Stagnation * There are fewer new libraries proposed. * Formal reviews get less participation. * Review managers are typically scarce now. * The mailing list volume is thinning; younger folks don’t use lists. * There is no second order effect: new libraries rarely use Boost.
Quality * Some libraries are unmaintained and create a negative user experience. * Users open issues, and no one replies to them. * Pull requests are submitted to abandoned repositories. * Scant financial resources for infrastructure or staff.
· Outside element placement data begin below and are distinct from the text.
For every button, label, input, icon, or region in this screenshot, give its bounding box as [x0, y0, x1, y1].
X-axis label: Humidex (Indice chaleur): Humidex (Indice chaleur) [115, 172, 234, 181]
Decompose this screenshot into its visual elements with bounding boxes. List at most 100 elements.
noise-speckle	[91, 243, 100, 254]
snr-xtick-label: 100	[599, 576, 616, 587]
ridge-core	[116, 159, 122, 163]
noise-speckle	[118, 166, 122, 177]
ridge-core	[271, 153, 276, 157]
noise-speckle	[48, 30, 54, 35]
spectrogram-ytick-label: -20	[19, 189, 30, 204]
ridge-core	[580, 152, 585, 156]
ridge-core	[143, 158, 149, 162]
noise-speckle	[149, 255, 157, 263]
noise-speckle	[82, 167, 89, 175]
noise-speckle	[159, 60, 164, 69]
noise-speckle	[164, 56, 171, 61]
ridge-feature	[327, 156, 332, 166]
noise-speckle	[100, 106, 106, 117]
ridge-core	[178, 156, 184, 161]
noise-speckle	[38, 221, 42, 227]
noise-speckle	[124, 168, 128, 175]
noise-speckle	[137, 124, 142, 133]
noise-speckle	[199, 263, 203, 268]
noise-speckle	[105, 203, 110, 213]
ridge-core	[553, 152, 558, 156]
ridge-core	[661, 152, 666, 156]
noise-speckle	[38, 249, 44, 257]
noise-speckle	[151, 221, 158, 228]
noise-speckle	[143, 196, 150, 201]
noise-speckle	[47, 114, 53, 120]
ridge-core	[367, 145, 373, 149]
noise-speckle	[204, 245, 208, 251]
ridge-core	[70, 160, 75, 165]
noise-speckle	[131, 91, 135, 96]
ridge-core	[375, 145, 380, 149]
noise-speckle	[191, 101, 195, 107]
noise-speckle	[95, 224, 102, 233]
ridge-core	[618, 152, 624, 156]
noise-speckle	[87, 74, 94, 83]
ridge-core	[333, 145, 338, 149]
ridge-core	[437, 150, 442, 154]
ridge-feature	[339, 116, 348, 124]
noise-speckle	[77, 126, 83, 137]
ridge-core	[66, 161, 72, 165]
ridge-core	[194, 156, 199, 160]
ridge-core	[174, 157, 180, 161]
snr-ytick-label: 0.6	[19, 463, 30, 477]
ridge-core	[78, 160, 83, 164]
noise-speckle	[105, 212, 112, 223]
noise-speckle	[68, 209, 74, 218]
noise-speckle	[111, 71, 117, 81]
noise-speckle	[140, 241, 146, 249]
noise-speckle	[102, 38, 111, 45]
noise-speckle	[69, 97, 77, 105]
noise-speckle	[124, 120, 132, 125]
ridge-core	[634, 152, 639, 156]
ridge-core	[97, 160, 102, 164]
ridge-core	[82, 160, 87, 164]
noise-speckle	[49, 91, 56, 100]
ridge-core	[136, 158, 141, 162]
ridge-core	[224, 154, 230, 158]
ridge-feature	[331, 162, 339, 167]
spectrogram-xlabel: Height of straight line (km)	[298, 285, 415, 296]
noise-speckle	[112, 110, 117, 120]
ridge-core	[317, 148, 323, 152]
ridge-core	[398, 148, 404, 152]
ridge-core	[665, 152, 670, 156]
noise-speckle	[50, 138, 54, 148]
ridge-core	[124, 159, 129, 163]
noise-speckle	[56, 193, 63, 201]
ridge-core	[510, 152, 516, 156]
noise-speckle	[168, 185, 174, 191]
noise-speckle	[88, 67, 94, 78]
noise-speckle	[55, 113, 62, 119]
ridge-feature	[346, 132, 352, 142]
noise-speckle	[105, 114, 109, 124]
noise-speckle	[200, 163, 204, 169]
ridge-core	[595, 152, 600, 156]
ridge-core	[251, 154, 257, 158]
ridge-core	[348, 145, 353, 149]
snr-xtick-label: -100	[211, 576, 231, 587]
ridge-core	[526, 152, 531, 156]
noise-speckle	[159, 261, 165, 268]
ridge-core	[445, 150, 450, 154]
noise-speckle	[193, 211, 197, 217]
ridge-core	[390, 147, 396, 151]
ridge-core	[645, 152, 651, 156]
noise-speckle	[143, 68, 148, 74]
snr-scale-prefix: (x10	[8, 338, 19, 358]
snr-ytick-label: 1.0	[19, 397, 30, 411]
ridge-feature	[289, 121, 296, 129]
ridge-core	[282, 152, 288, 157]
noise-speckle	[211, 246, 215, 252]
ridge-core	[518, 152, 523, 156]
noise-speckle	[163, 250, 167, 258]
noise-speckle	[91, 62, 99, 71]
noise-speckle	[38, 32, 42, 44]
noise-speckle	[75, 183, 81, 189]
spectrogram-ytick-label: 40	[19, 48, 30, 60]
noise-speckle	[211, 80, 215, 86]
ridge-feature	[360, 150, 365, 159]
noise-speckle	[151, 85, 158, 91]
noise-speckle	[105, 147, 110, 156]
I think this is correct. I have somewhat suggested this before (as others have suggested a Boost-2), and for various perfectly good reasons nothing has ever happened. I think at this point we should be somewhat aggressive in deprecating and then removing libraries which are unmaintained and no longer up to scratch. Call it a once in a decade spring clean ;) So far I think we have only removed one library - one of mine (TR1) under my direction and even getting that done was a bit of a rigmarole as I remember :( So, how about something like this: We have three categories: "Deprecated" libraries are marked for removal at some specific future date in time. This gives users/developers who care about those libraries time to step up to the plate and a) complain, and b) do some actual maintenance. After deprecation, libraries that are actually removed go into a separate zip, probably on their own github page, and this is the last release they ever get. "Zombie" libraries are deprecated, but are still used within Boost. A good example would be static_assert, which should not now be used in new libraries, but may still be needed by existing code. Zombie libraries would still be shipped with Boost, but their documentation would not be listed in our main index. We might however, have a separate index for them just in case anyone still needs to find them. Should we have a new Boost.Compat there could be quite a few of these in time. "Unmaintained": speaks for itself, the library is important enough to keep around, but has no maintainer. We need a procedure for acquiring new maintainers, but traditionally we've recruited from existing authors who are a small, and rather busy pool of people. The alternative is to recruit from outside, but we often get enthusiastic, but not very experienced people coming forward. Getting them to submit PR's and having an experienced old hand check them through is very time consuming and unsatisfactory for both parties. So how about this: anyone that wants to step up and enhance/maintain an unmaintained library can do so - *in their own fork of the github repro* - then when they're ready for a release, they ask for something akin to a mini-review - if it's positive they get to merge to Boost and become an official maintainer, if not they get feedback on what they need to change. Who knows, maybe this will even stimulate some discussion and innovation again as well as bringing in new blood? Just thinking out loud here, John.